Üniversitemiz yaklaşık 5 bin öğrencisi ve 140 akademisyen kadrosu ile eğitim ve araştırma faaliyetlerini sürdürüyor.
-“ PROBİYOTİK KATKILI KAYISI EKSTRESİ’NİN ÜRETİM İZNİ ALDIK”
“Malatya Turgut Özal Üniversitesi, yükseköğretimde ülkemizin istikbali ve istikrarı için bilim üretmeyi görev edinmiştir” ifadesini kaydeden Rektör Prof. Dr. Karabulut, “Acı kayısı çekirdeğinin kanseri önleyici ve tedavi edici etkileri ne yönelik araştırmam üzerine Tarım ve Orman Bakanlığından Probiyotik Katkılı Kayısı Ekstresi’nin üretim izni aldık. Uluslararası patenti de bana ait olan bu ürünümüzü Malatya’da, kendi üniversitemizin bünyesinde üreteceğiz. Hem çiftçimizin acı kayısı çekirdeğinin değerlenmesine katkı sunacağız, hem de geliri üniversitemiz öğrencilerine burs olarak verilecek. Yine; Malatya’da sağlık alanında önemli bir çalışma yürütüyoruz üniversite olarak. Ülkemizin ve coğrafyamızın Geleneksel ve Tamamlayıcı Tıp konusunda hem eğitim, hem bilimsel araştırma ve hem de uygulama merkezi olma hedefini ortaya koyduk. Kayısının sağlık yönü için Kayısı ve Ürün Geliştirme Uygulama Araştırma Merkezi, Hippoterapi için Atçılık ve Atlı Sporları Uygulama ve Araştırma Merkezi, arı ürünlerinin apiterapi uygulamalarında kullanılması ve araştırmaları için Arı ve Arı Ürünleri Geliştirme, Uygulama ve Araştırma Merkezini ve bilimsel ve teknik alt yapı için Geleneksel ve Tamamlayıcı Tıp Uygulama ve Araştırma Merkezimizin kuruluşlarının tamamladık.” Diye konuştu.

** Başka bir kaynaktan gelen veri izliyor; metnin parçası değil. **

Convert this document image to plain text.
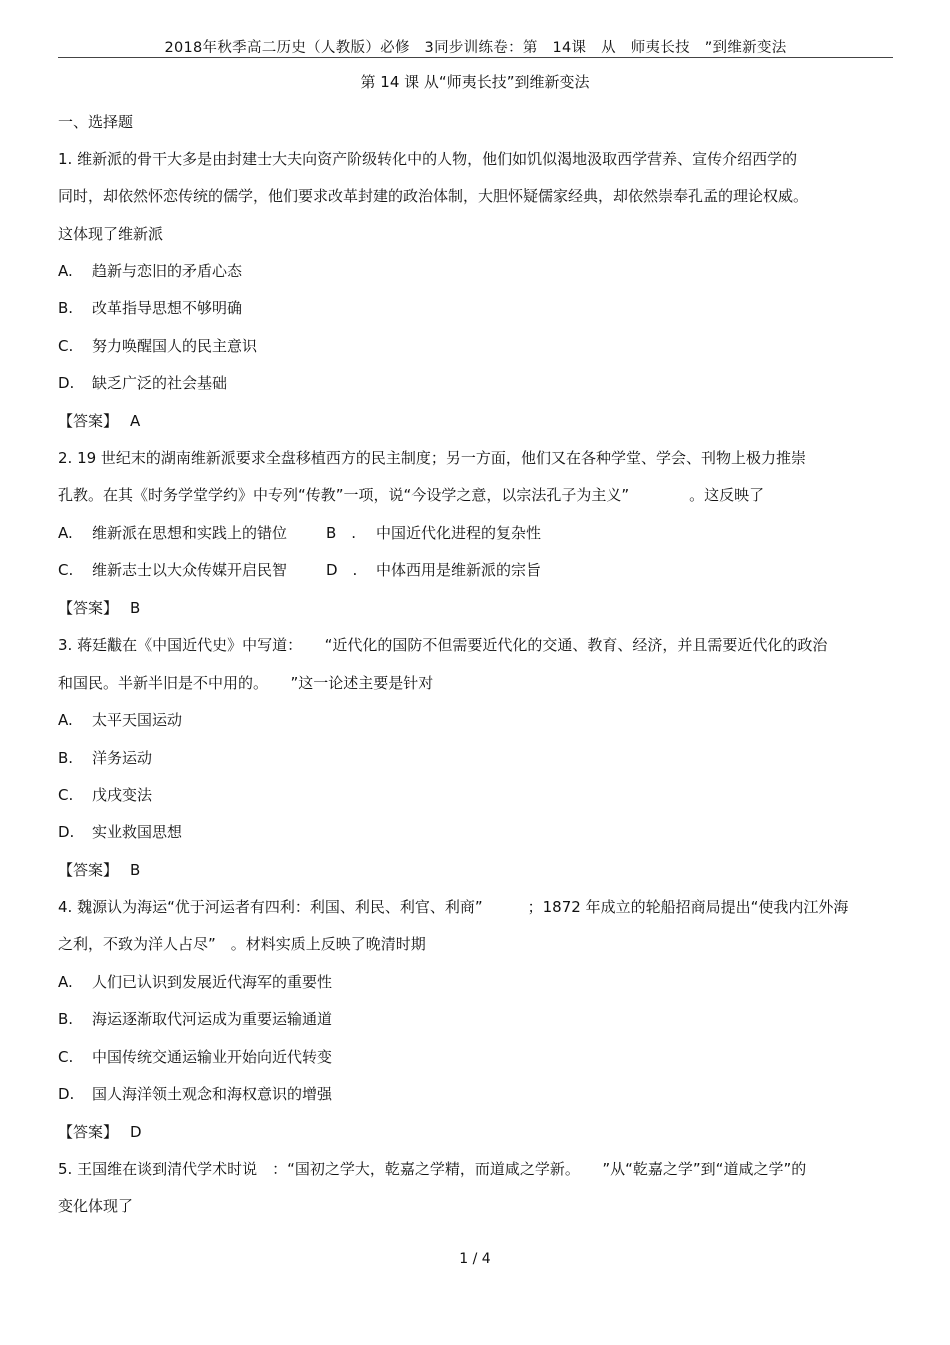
2018年秋季高二历史（人教版）必修　3同步训练卷：第　14课　从　师夷长技　”到维新变法
第 14 课 从“师夷长技”到维新变法
一、选择题
1. 维新派的骨干大多是由封建士大夫向资产阶级转化中的人物，他们如饥似渴地汲取西学营养、宣传介绍西学的
同时，却依然怀恋传统的儒学，他们要求改革封建的政治体制，大胆怀疑儒家经典，却依然崇奉孔孟的理论权威。
这体现了维新派
A. 趋新与恋旧的矛盾心态
B. 改革指导思想不够明确
C. 努力唤醒国人的民主意识
D. 缺乏广泛的社会基础
【答案】 A
2. 19 世纪末的湖南维新派要求全盘移植西方的民主制度；另一方面，他们又在各种学堂、学会、刊物上极力推崇
孔教。在其《时务学堂学约》中专列“传教”一项，说“今设学之意，以宗法孔子为主义”　　　　。这反映了
A. 维新派在思想和实践上的错位	B　. 中国近代化进程的复杂性
C. 维新志士以大众传媒开启民智	D　. 中体西用是维新派的宗旨
【答案】 B
3. 蒋廷黻在《中国近代史》中写道：　　“近代化的国防不但需要近代化的交通、教育、经济，并且需要近代化的政治
和国民。半新半旧是不中用的。　　”这一论述主要是针对
A. 太平天国运动
B. 洋务运动
C. 戊戌变法
D. 实业救国思想
【答案】 B
4. 魏源认为海运“优于河运者有四利：利国、利民、利官、利商”　　　；1872 年成立的轮船招商局提出“使我内江外海
之利，不致为洋人占尽”　。材料实质上反映了晚清时期
A. 人们已认识到发展近代海军的重要性
B. 海运逐渐取代河运成为重要运输通道
C. 中国传统交通运输业开始向近代转变
D. 国人海洋领土观念和海权意识的增强
【答案】 D
5. 王国维在谈到清代学术时说　：“国初之学大，乾嘉之学精，而道咸之学新。　　”从“乾嘉之学”到“道咸之学”的
变化体现了
1 / 4
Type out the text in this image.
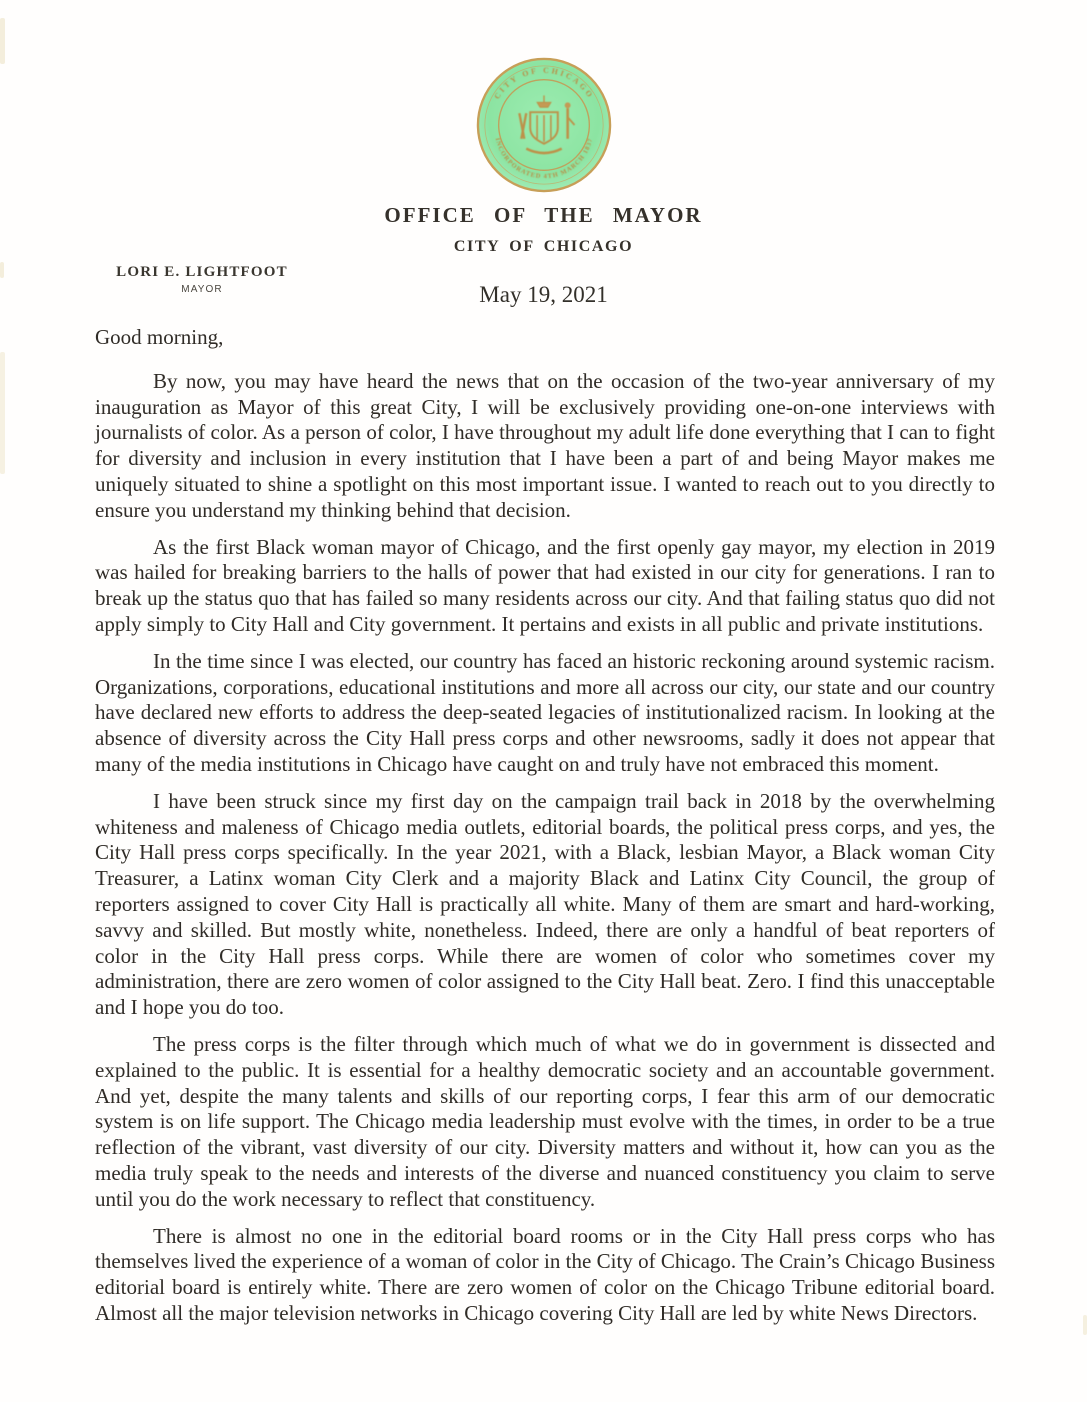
CITY OF CHICAGO
INCORPORATED 4TH MARCH 1837
OFFICE OF THE MAYOR
CITY OF CHICAGO
LORI E. LIGHTFOOT
MAYOR	May 19, 2021

Good morning,

By now, you may have heard the news that on the occasion of the two-year anniversary of my inauguration as Mayor of this great City, I will be exclusively providing one-on-one interviews with journalists of color. As a person of color, I have throughout my adult life done everything that I can to fight for diversity and inclusion in every institution that I have been a part of and being Mayor makes me uniquely situated to shine a spotlight on this most important issue. I wanted to reach out to you directly to ensure you understand my thinking behind that decision.

As the first Black woman mayor of Chicago, and the first openly gay mayor, my election in 2019 was hailed for breaking barriers to the halls of power that had existed in our city for generations. I ran to break up the status quo that has failed so many residents across our city. And that failing status quo did not apply simply to City Hall and City government. It pertains and exists in all public and private institutions.

In the time since I was elected, our country has faced an historic reckoning around systemic racism. Organizations, corporations, educational institutions and more all across our city, our state and our country have declared new efforts to address the deep-seated legacies of institutionalized racism. In looking at the absence of diversity across the City Hall press corps and other newsrooms, sadly it does not appear that many of the media institutions in Chicago have caught on and truly have not embraced this moment.

I have been struck since my first day on the campaign trail back in 2018 by the overwhelming whiteness and maleness of Chicago media outlets, editorial boards, the political press corps, and yes, the City Hall press corps specifically. In the year 2021, with a Black, lesbian Mayor, a Black woman City Treasurer, a Latinx woman City Clerk and a majority Black and Latinx City Council, the group of reporters assigned to cover City Hall is practically all white. Many of them are smart and hard-working, savvy and skilled. But mostly white, nonetheless. Indeed, there are only a handful of beat reporters of color in the City Hall press corps. While there are women of color who sometimes cover my administration, there are zero women of color assigned to the City Hall beat. Zero. I find this unacceptable and I hope you do too.

The press corps is the filter through which much of what we do in government is dissected and explained to the public. It is essential for a healthy democratic society and an accountable government. And yet, despite the many talents and skills of our reporting corps, I fear this arm of our democratic system is on life support. The Chicago media leadership must evolve with the times, in order to be a true reflection of the vibrant, vast diversity of our city. Diversity matters and without it, how can you as the media truly speak to the needs and interests of the diverse and nuanced constituency you claim to serve until you do the work necessary to reflect that constituency.

There is almost no one in the editorial board rooms or in the City Hall press corps who has themselves lived the experience of a woman of color in the City of Chicago. The Crain’s Chicago Business editorial board is entirely white. There are zero women of color on the Chicago Tribune editorial board. Almost all the major television networks in Chicago covering City Hall are led by white News Directors.
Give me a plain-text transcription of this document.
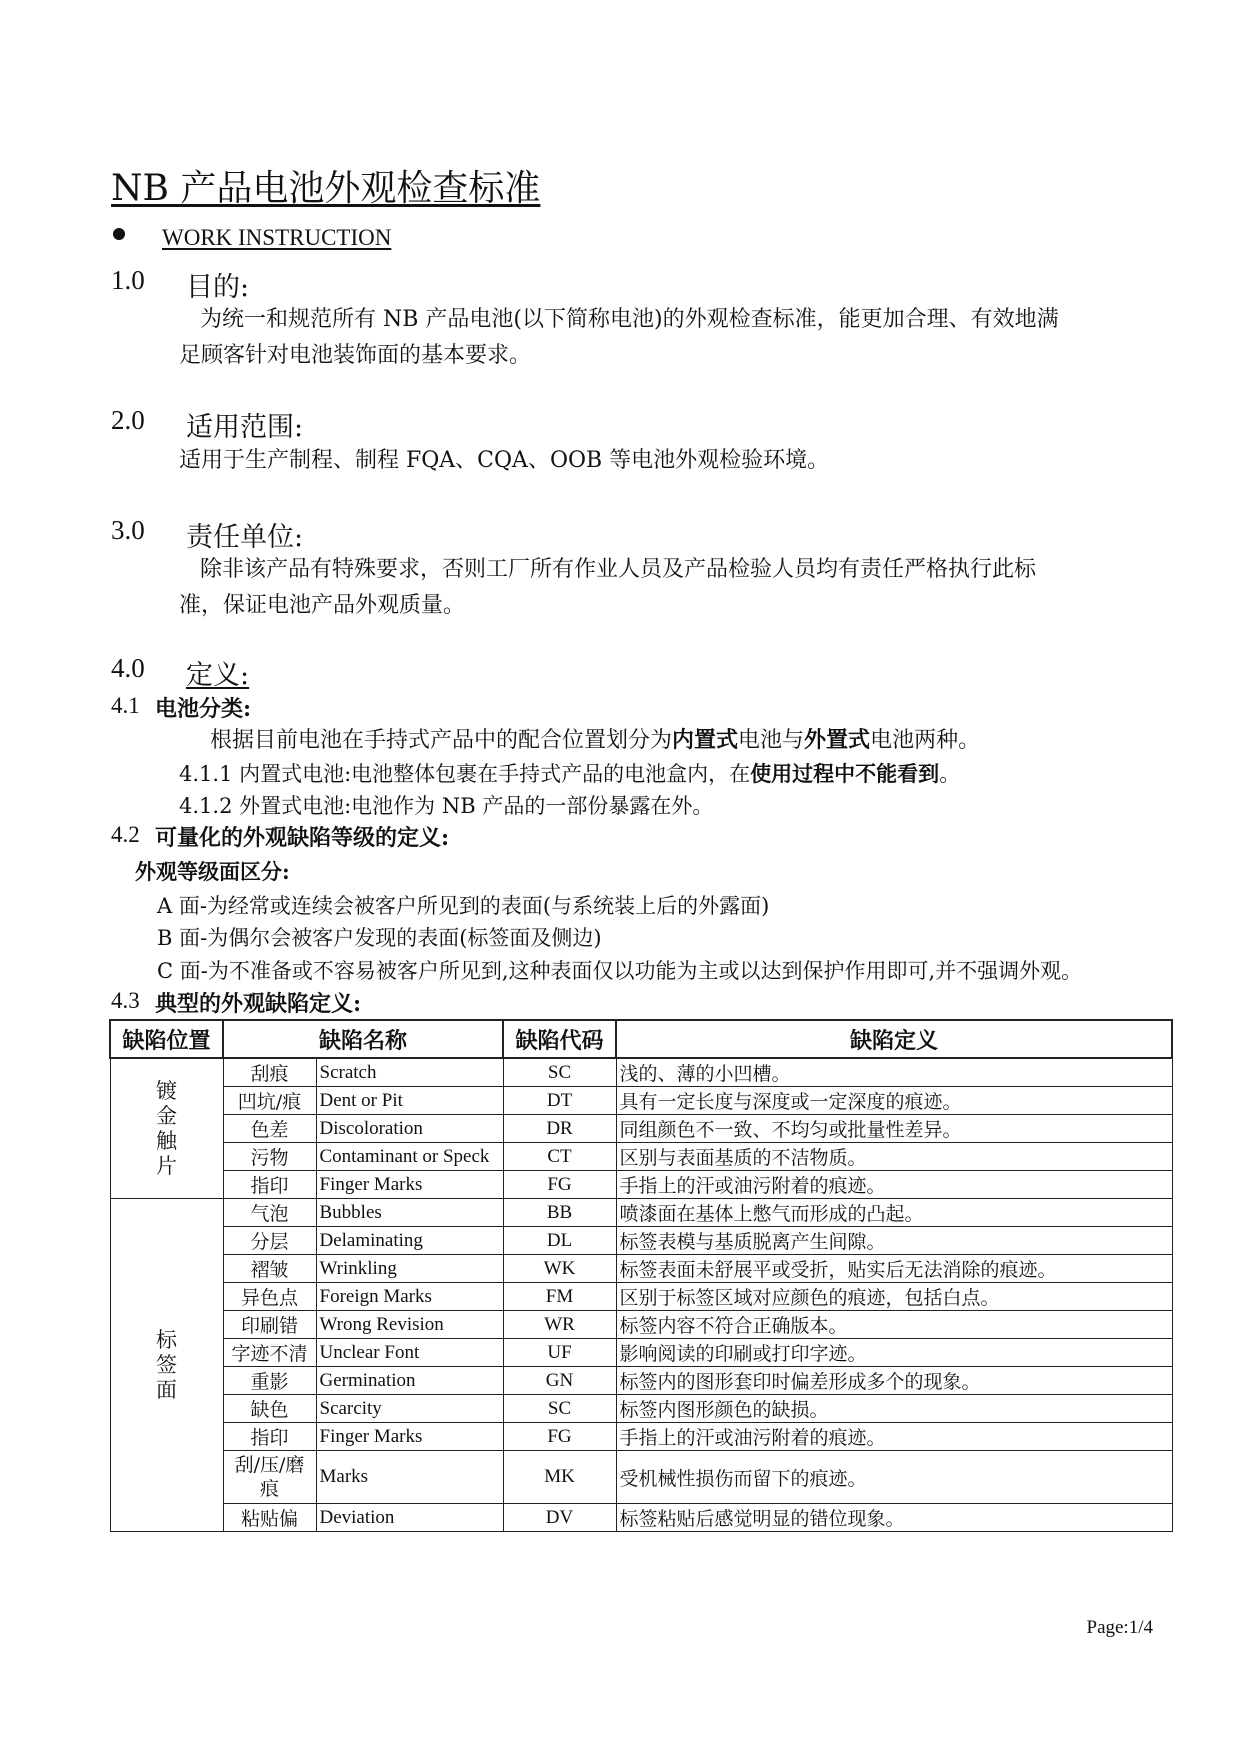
NB 产品电池外观检查标准
WORK INSTRUCTION
1.0 目的:
为统一和规范所有 NB 产品电池(以下简称电池)的外观检查标准，能更加合理、有效地满
足顾客针对电池装饰面的基本要求。
2.0 适用范围:
适用于生产制程、制程 FQA、CQA、OOB 等电池外观检验环境。
3.0 责任单位:
除非该产品有特殊要求，否则工厂所有作业人员及产品检验人员均有责任严格执行此标
准，保证电池产品外观质量。
4.0 定义:
4.1 电池分类:
根据目前电池在手持式产品中的配合位置划分为内置式电池与外置式电池两种。
4.1.1 内置式电池:电池整体包裹在手持式产品的电池盒内，在使用过程中不能看到。
4.1.2 外置式电池:电池作为 NB 产品的一部份暴露在外。
4.2 可量化的外观缺陷等级的定义:
外观等级面区分:
A 面-为经常或连续会被客户所见到的表面(与系统装上后的外露面)
B 面-为偶尔会被客户发现的表面(标签面及侧边)
C 面-为不准备或不容易被客户所见到,这种表面仅以功能为主或以达到保护作用即可,并不强调外观。
4.3 典型的外观缺陷定义:
缺陷位置	缺陷名称		缺陷代码	缺陷定义
镀金触片	刮痕	Scratch	SC	浅的、薄的小凹槽。
	凹坑/痕	Dent or Pit	DT	具有一定长度与深度或一定深度的痕迹。
	色差	Discoloration	DR	同组颜色不一致、不均匀或批量性差异。
	污物	Contaminant or Speck	CT	区别与表面基质的不洁物质。
	指印	Finger Marks	FG	手指上的汗或油污附着的痕迹。
标签面	气泡	Bubbles	BB	喷漆面在基体上憋气而形成的凸起。
	分层	Delaminating	DL	标签表模与基质脱离产生间隙。
	褶皱	Wrinkling	WK	标签表面未舒展平或受折，贴实后无法消除的痕迹。
	异色点	Foreign Marks	FM	区别于标签区域对应颜色的痕迹，包括白点。
	印刷错	Wrong Revision	WR	标签内容不符合正确版本。
	字迹不清	Unclear Font	UF	影响阅读的印刷或打印字迹。
	重影	Germination	GN	标签内的图形套印时偏差形成多个的现象。
	缺色	Scarcity	SC	标签内图形颜色的缺损。
	指印	Finger Marks	FG	手指上的汗或油污附着的痕迹。
	刮/压/磨痕	Marks	MK	受机械性损伤而留下的痕迹。
	粘贴偏	Deviation	DV	标签粘贴后感觉明显的错位现象。
Page:1/4
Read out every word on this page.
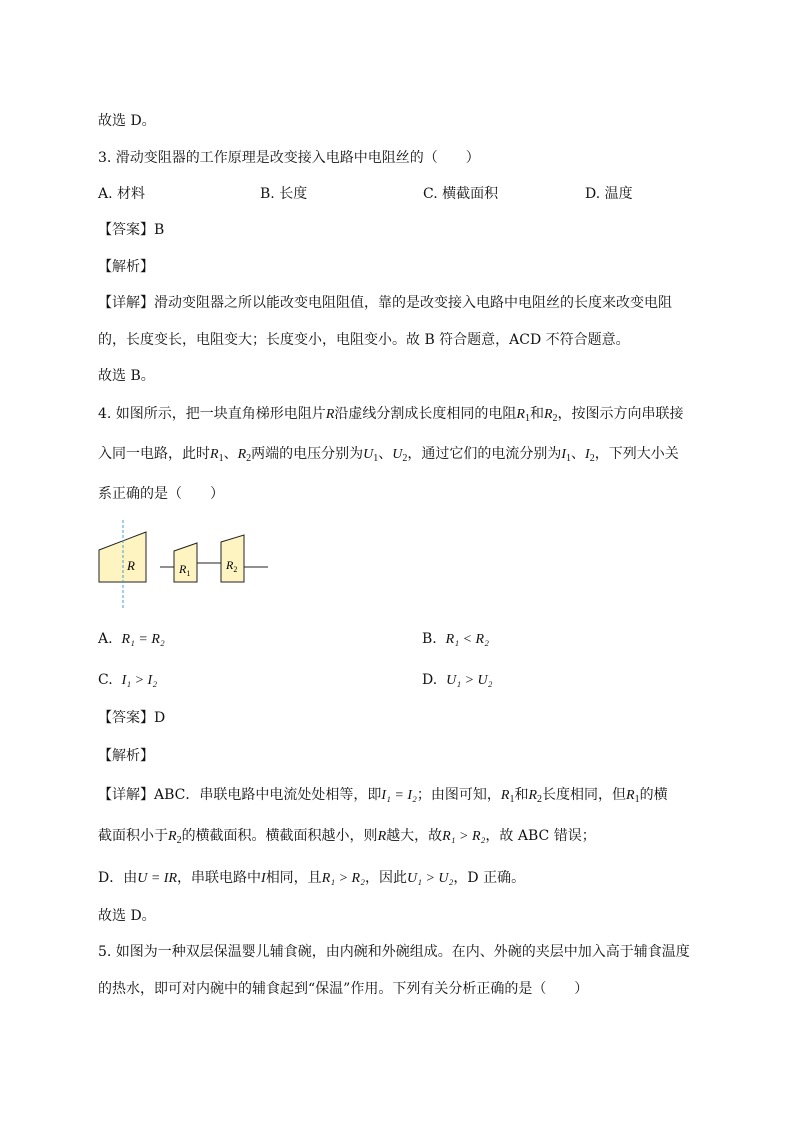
故选 D。
3. 滑动变阻器的工作原理是改变接入电路中电阻丝的（　　）
A. 材料	B. 长度	C. 横截面积	D. 温度
【答案】B
【解析】
【详解】滑动变阻器之所以能改变电阻阻值，靠的是改变接入电路中电阻丝的长度来改变电阻
的，长度变长，电阻变大；长度变小，电阻变小。故 B 符合题意，ACD 不符合题意。
故选 B。
4. 如图所示，把一块直角梯形电阻片R沿虚线分割成长度相同的电阻$R_1$和$R_2$，按图示方向串联接
入同一电路，此时$R_1$、$R_2$两端的电压分别为$U_1$、$U_2$，通过它们的电流分别为$I_1$、$I_2$，下列大小关
系正确的是（　　）
R	$R_1$
$R_2$
A. R₁ = R₂	B. R₁ < R₂
C. I₁ > I₂	D. U₁ > U₂
【答案】D
【解析】
【详解】ABC．串联电路中电流处处相等，即I₁ = I₂；由图可知，$R_1$和$R_2$长度相同，但$R_1$的横
截面积小于$R_2$的横截面积。横截面积越小，则R越大，故R₁ > R₂，故 ABC 错误；
D．由U = IR，串联电路中I相同，且R₁ > R₂，因此U₁ > U₂，D 正确。
故选 D。
5. 如图为一种双层保温婴儿辅食碗，由内碗和外碗组成。在内、外碗的夹层中加入高于辅食温度
的热水，即可对内碗中的辅食起到“保温”作用。下列有关分析正确的是（　　）
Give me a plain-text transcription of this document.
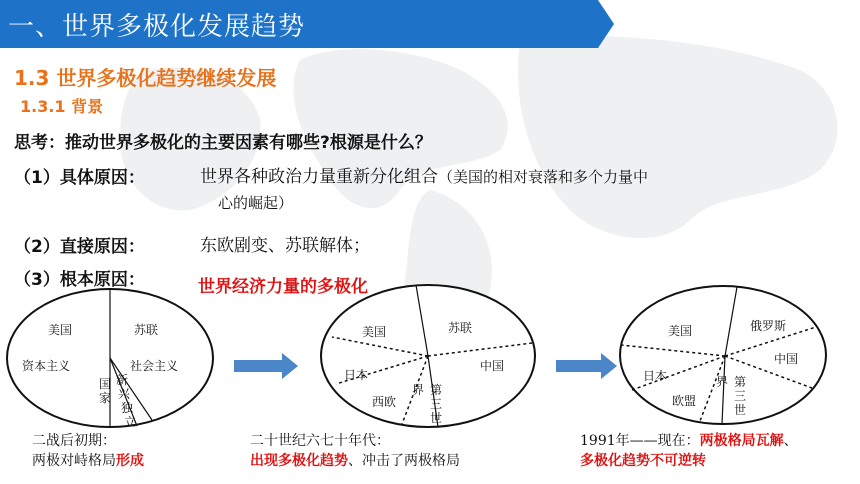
一、世界多极化发展趋势
1.3 世界多极化趋势继续发展
1.3.1 背景
思考：推动世界多极化的主要因素有哪些?根源是什么？
（1）具体原因：	世界各种政治力量重新分化组合（美国的相对衰落和多个力量中
心的崛起）
（2）直接原因：	东欧剧变、苏联解体；
（3）根本原因：	世界经济力量的多极化
美国	苏联
资本主义	社会主义
国
家
新
兴
独
立
美国	苏联
日本
中国
西欧
界 第
三
世
美国	俄罗斯
中国
日本
欧盟
界 第
三
世
二战后初期：
两极对峙格局形成
二十世纪六七十年代：
出现多极化趋势、冲击了两极格局
1991年——现在：两极格局瓦解、
多极化趋势不可逆转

-“GÜNÜMÜZDE ÖNCELİKLİ İHTİYAÇ BİLGİ VE BİLGİ SERMEYESİDİR”
Rektör Prof. Dr. Karabulut şöyle devam etti; “Sürdürülebilir kalkınma da toplumun ekonomik, kültürel, sosyal ve teknolojik alanlarda yaşam kalitesini yükseltmek için günümüzde öncelikli ihtiyaç bilgi ve bilgi sermeyesidir. Dünyada toplumsal, ekonomik ve teknoloji alanlarında yaşanan değişimler ve gelişimler bilgi ekonomisini sürdürülebilir kalkınmada önemli bir oyuncu yapmıştır. Bilgi ekonomisi ve bilgi teknolojisi ekonomik kalkınma için artık bir araç olmuştur. Eğer bilgi ve iletişim teknolojilerini üretebiliyorsanız ve en önemlisi de ürettiğiniz bilgi ve iletişim teknolojilerini kabullendirebiliyorsanız bölgesel ve küresel bir rekabette varsınız demektir. İstikrarlı büyüme, nitelikli istihdam ve üretimde verimlilik bilgi ve iletişim teknolojilerini sürdürülebilir kalkınmanın ana temeli yapmalıyız. Yetişmiş insan gücü, yetişmiş kalifiye insan gücümüz bundan dolayı çok önemli. Bakınız; bilgi teknolojileri bugün dünyada stratejik bir güç olarak kullanılıyor. Çok kısa bir süre önce Amerika ile Çin’i karşı karşıya getiren cep telefonu markaları yada modelleri değildi. Amerika ve Çin’i karşı karşıya getiren Telekomünikasyon pazarı da değildi. O iki ülke bilgi teknolojileri ve bilgi ekonomileri için karşı karşıya geldiler. Olay, Çin’de ve Amerika’da cep telefonu üretimi yapan iki ayrı şirketin sorunu değil, iki ülkenin bilgi teknolojisindeki stratejik hedeflerinin güç kavgasına dönüşmesiydi. Sürdürülebilir kalkınmaya bu pencereden de bakmaktan da yarar var. Şu konuya da değinmek istiyorum; ekonomik büyüme sağlanırken, toplumun sosyal ve kültürel kalkınması göz ardı edilmemeli. Ekonomik büyüme; yaşam kalitesini artırırken, insanı ahlaki ve kültürel yönlerden yoksun bırakmamalı. O nedenle ekonomik kalkınma, sosyal ve kültürel kalkınma ile paralel gerçekleşmeli. Kalkınmada en önemli unsur insan gücüdür. İnsan gücünün yetiştirilmesinde en büyük etken ve lokomotif ise üniversitelerimize düşmektedir. Bundan dolayı; üniversitelerimiz, toplumumuza yaşam boyu öğrenme kültürünü her alanda tüm bireyleri kapsamayacak şekilde ana hedef olarak belirlemelidir.”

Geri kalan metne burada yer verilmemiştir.